The exception vector table has remained fairly constant in Linux, from 2.6.35 to the most recent mainline. It is allocated very early in the boot phase and involves the memblock boot allocator. The files involved are entry-armv.S, traps.c, and vmlinux.lds.S (the linker script) in the kernel directory with init.c and mmu.c in the mm (or memory management ARM directory). Also, the vector table must be mapped all the time and it is readable by a user process. This is used by the kernel user helpers; the helper routines are also mapped to this page.
An explaination
From vmlinux.lds.S,
The vectors and stubs are relocatable code, and the only thing that matters is their relative offsets
__vectors_start represents the code in the vector page and is found in entry-armv.S. However, the function is relocated in traps.c.
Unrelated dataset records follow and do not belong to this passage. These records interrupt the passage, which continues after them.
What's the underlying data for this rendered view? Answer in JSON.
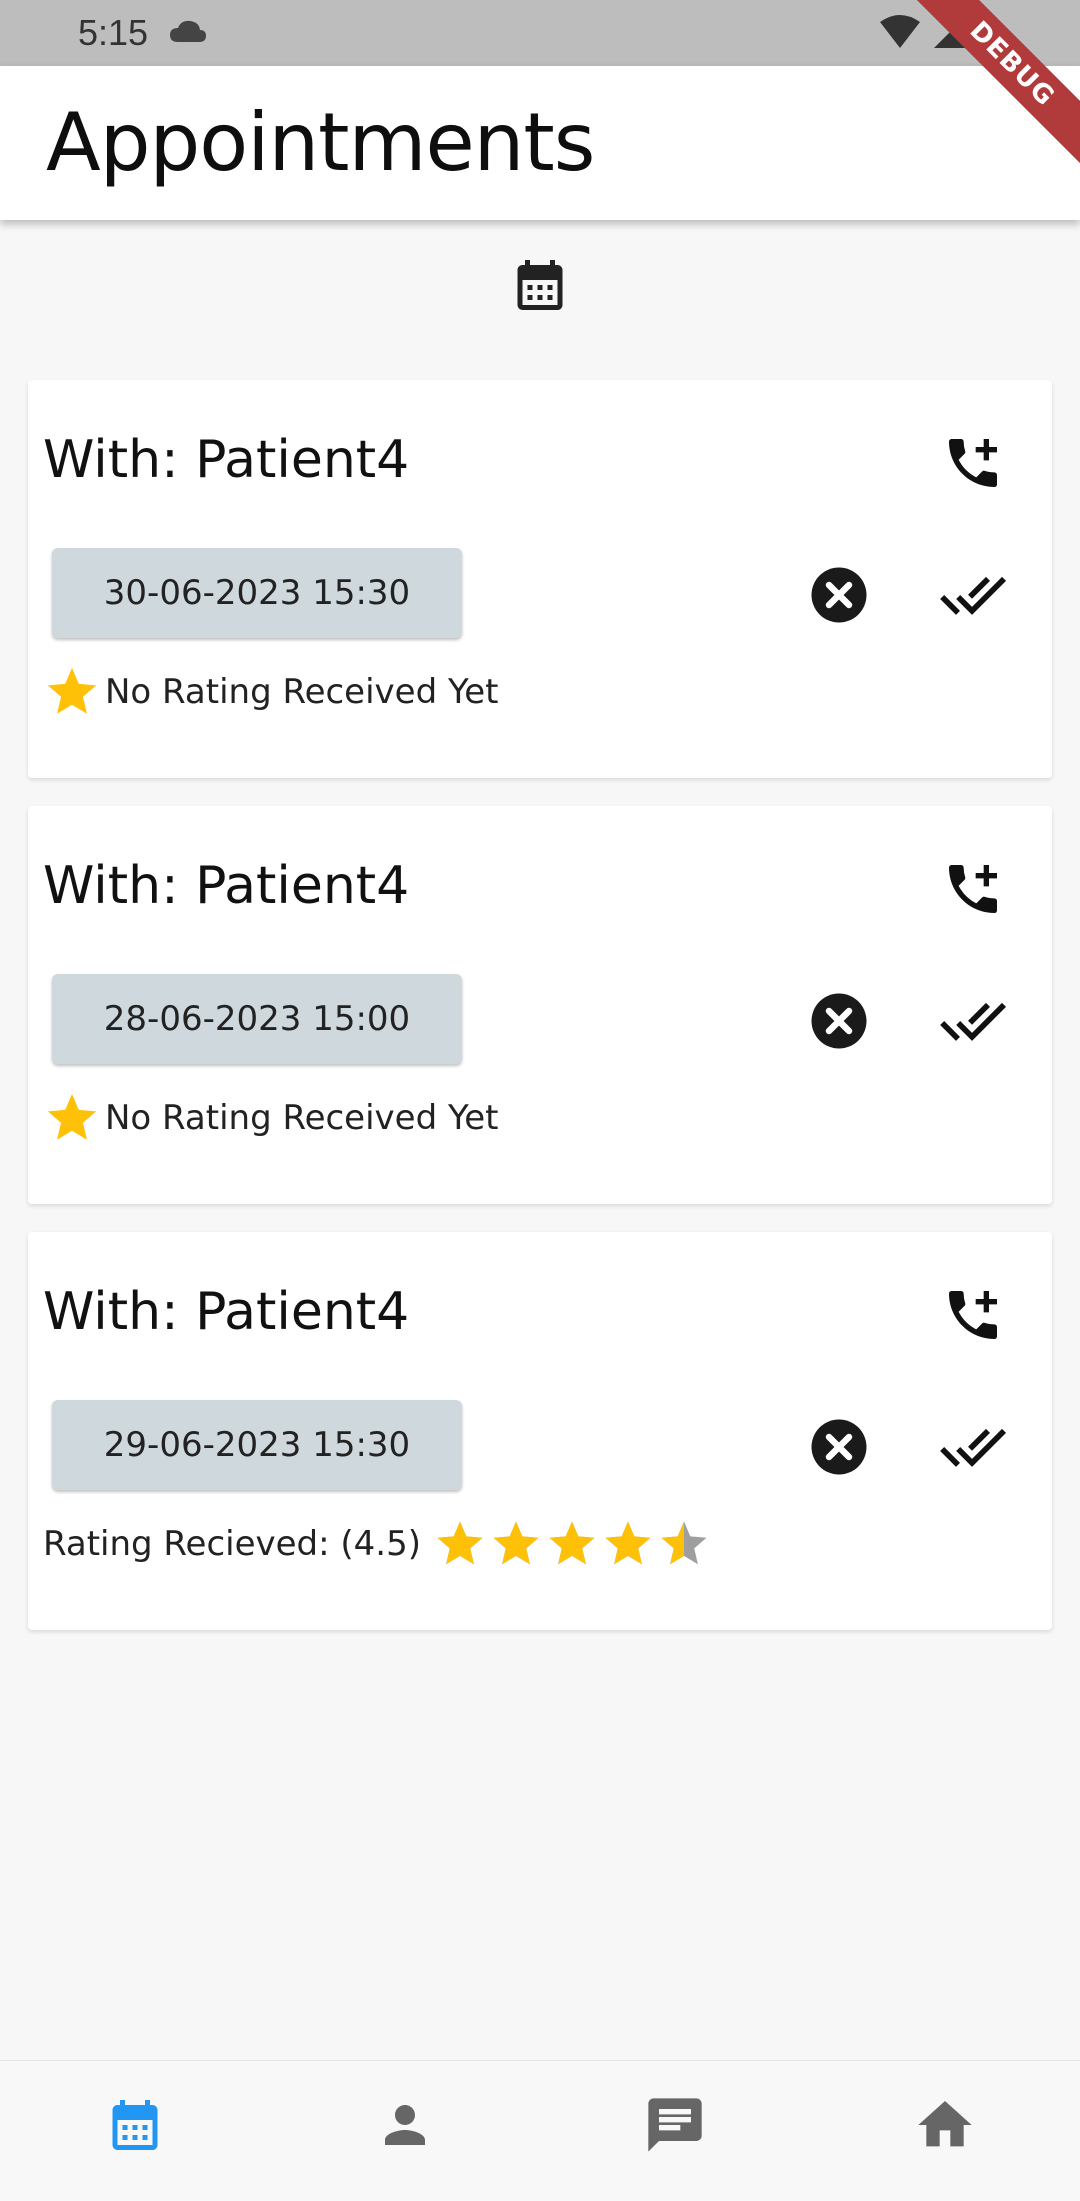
{
  "status_bar": {
    "time": "5:15"
  },
  "debug_banner": "DEBUG",
  "app_bar": {
    "title": "Appointments"
  },
  "colors": {
    "accent": "#2196f3",
    "star": "#ffc107",
    "chip": "#cfd8dc",
    "star_empty": "#9e9e9e"
  },
  "appointments": [
    {
      "with": "With: Patient4",
      "datetime": "30-06-2023 15:30",
      "rating_text": "No Rating Received Yet",
      "rating": null
    },
    {
      "with": "With: Patient4",
      "datetime": "28-06-2023 15:00",
      "rating_text": "No Rating Received Yet",
      "rating": null
    },
    {
      "with": "With: Patient4",
      "datetime": "29-06-2023 15:30",
      "rating_text": "Rating Recieved: (4.5)",
      "rating": 4.5
    }
  ],
  "bottom_nav": [
    {
      "icon": "calendar-icon",
      "active": true
    },
    {
      "icon": "person-icon",
      "active": false
    },
    {
      "icon": "chat-icon",
      "active": false
    },
    {
      "icon": "home-icon",
      "active": false
    }
  ]
}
The boot allocator reserves a page for the virtual 0xffff000 address (if high vectors are configured). In your 2.6.35 kernel, the memblock allocator is used in init.c. Here mmu.c’s devicemaps_init() allocates a page by calling early_alloc(). This page doesn’t follow the normal kernel address space rules and virt_to_phys may not be used as the virtual address is forced.
However, a kernel address does exist with the original memblock_alloc() return address. This is the pointer vector in devicemaps_init(); this address does work with virt_to_phys and phys_to_virt.
The physical address of __vectors_start, etc in entry-armv.S can be easily found and a physical address calculated; however, it is discarded at the end of the init phase and I think you aren’t interested in this.
An answer
You can call, memblock_dump_all(void) and look at dmesg and use these pointers to try and locate the vector page. It will be 4k size. You could alter the devicemaps_init() to export the vector value. The only way with an unmodified kernel is to do a walk of the ARM mmu tables; that is another story.